Unfortunately, once you start wearing a bra, it’s too late to turn back, because there was a reason you had to start in the first place and it ain’t going away any time soon. I endured with that one bra for quite a long time, checking every chance I could to see if any small bras were in stock at MacLeod's. One day, I got lucky and my collection of one was added to with my babysitting money. Nobody seemed to notice or care at that point. By then, several other grade six girls had starting wearing bras too and everybody was having a snap happy whale of a time..
On the contrary, some things you can forgive yourself for, but others are rather questionable..
The principal of that school was the scariest looking man I’ve ever seen from a kid’s point of view. His name was Mr. Raczkewicz. I believe he gave Doug the strap once, but I don’t remember what it was all about. By Grade 7, I had Mr. Raczkewicz as a home room teacher for part of the year and found out he really wasn’t all that bad after all. He actually laughed and smiled quite a bit. I heard through the grapevine from someone who knew him that he was a really likable fellow. When I was in grade one or two at Thatch Creek country school near Melfort, we had a student teacher named Mr. Palko. When I got to Stewart Hawke, there he was as their new phys ed teacher. I was so happy to see him and he seemed happy to see me too. Years later, his daughter babysat my kids!That same year, they started to renovate the school and we had to use the gym for a classroom.

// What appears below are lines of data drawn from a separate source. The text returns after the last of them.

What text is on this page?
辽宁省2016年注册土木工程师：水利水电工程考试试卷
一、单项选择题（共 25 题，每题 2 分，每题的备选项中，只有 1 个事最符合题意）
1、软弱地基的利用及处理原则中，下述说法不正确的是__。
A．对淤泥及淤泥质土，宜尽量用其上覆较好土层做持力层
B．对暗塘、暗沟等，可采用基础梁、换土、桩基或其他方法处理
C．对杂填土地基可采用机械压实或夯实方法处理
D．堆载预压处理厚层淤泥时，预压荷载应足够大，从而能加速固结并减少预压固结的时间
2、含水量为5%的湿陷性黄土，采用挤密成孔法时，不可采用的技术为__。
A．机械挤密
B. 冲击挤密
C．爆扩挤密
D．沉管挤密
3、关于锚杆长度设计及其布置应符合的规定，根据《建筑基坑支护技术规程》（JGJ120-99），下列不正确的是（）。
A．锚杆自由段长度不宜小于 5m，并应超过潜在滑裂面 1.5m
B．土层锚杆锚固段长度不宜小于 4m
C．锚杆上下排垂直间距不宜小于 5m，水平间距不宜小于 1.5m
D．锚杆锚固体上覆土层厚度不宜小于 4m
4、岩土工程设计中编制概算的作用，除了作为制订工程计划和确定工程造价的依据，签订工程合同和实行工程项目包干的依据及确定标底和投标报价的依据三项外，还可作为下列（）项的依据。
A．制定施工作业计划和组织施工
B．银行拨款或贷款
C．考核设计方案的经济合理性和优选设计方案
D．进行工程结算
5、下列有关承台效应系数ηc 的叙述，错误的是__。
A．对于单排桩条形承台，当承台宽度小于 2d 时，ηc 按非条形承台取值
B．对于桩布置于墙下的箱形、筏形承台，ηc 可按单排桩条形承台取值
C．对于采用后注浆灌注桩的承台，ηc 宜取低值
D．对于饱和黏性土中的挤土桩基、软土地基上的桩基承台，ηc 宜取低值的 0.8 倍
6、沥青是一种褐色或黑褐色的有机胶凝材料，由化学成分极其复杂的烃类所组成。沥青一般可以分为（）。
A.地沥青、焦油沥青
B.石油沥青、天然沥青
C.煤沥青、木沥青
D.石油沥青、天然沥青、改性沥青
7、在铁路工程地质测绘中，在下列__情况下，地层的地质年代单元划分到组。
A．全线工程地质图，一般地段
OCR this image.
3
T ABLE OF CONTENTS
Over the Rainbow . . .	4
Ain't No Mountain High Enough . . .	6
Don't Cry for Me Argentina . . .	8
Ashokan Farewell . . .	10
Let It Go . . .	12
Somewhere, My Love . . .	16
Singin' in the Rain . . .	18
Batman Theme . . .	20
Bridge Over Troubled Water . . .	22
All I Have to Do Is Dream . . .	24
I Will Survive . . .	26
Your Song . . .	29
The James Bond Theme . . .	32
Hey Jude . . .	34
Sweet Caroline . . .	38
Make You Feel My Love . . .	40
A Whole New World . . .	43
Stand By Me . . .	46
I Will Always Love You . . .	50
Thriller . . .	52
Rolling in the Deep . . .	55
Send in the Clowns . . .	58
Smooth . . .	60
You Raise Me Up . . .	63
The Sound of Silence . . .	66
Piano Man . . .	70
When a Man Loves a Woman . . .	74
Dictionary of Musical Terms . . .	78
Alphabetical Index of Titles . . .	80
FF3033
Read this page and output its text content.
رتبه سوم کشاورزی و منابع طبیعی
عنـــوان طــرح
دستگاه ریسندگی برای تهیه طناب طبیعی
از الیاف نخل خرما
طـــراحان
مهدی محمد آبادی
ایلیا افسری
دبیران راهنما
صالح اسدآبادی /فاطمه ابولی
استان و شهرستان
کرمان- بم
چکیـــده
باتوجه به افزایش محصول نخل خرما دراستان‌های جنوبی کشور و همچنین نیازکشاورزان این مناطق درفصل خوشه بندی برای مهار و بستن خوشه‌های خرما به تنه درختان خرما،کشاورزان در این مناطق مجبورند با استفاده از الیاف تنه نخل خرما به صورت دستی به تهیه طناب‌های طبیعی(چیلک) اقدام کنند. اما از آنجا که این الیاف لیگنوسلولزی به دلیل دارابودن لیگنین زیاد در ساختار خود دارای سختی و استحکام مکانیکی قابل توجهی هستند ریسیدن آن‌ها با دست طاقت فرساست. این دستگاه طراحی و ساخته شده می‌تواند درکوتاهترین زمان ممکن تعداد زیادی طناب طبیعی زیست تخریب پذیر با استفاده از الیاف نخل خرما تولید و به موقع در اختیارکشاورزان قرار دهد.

We did a lot of singing and art work and phys ed in those days. One day we were practicing a song, I think it was “Canada” for the 1967 Centennial Year and our upcoming performance.., you know, "one little, two little, three Canadians...we love thee....now we are twenty million"...either that, or we were doing work on the matts like somersaults or vaults or something. Suddenly, a mouthy little kid came flying up to me yelling that a boy was stealing my stuff. I flew down off that stage to find the boy bending down at my bag of belongings under my desk. (I had my contraband cigarettes in there, so there was no way they could be found!) I am embarrassed to say that I hauled off and lambasted him a good one in the ribs with my right foot. I actually knocked him right over, knocked the wind out of him and made him cry. In reality, all the poor kid had been doing was picking up garbage like he was told to do by Mr. Palko. I suddenly realized what a total idiot I had been. I am not a violent person as a rule. I could have maimed him for life! All because of needing to hide my cigarettes. I have regretted my actions from that day forward and always wanted to apologize or make it up to him, but somehow I never got the chance.
If this kind of life existed in the middle years back in the 1960’s imagine what is going on today?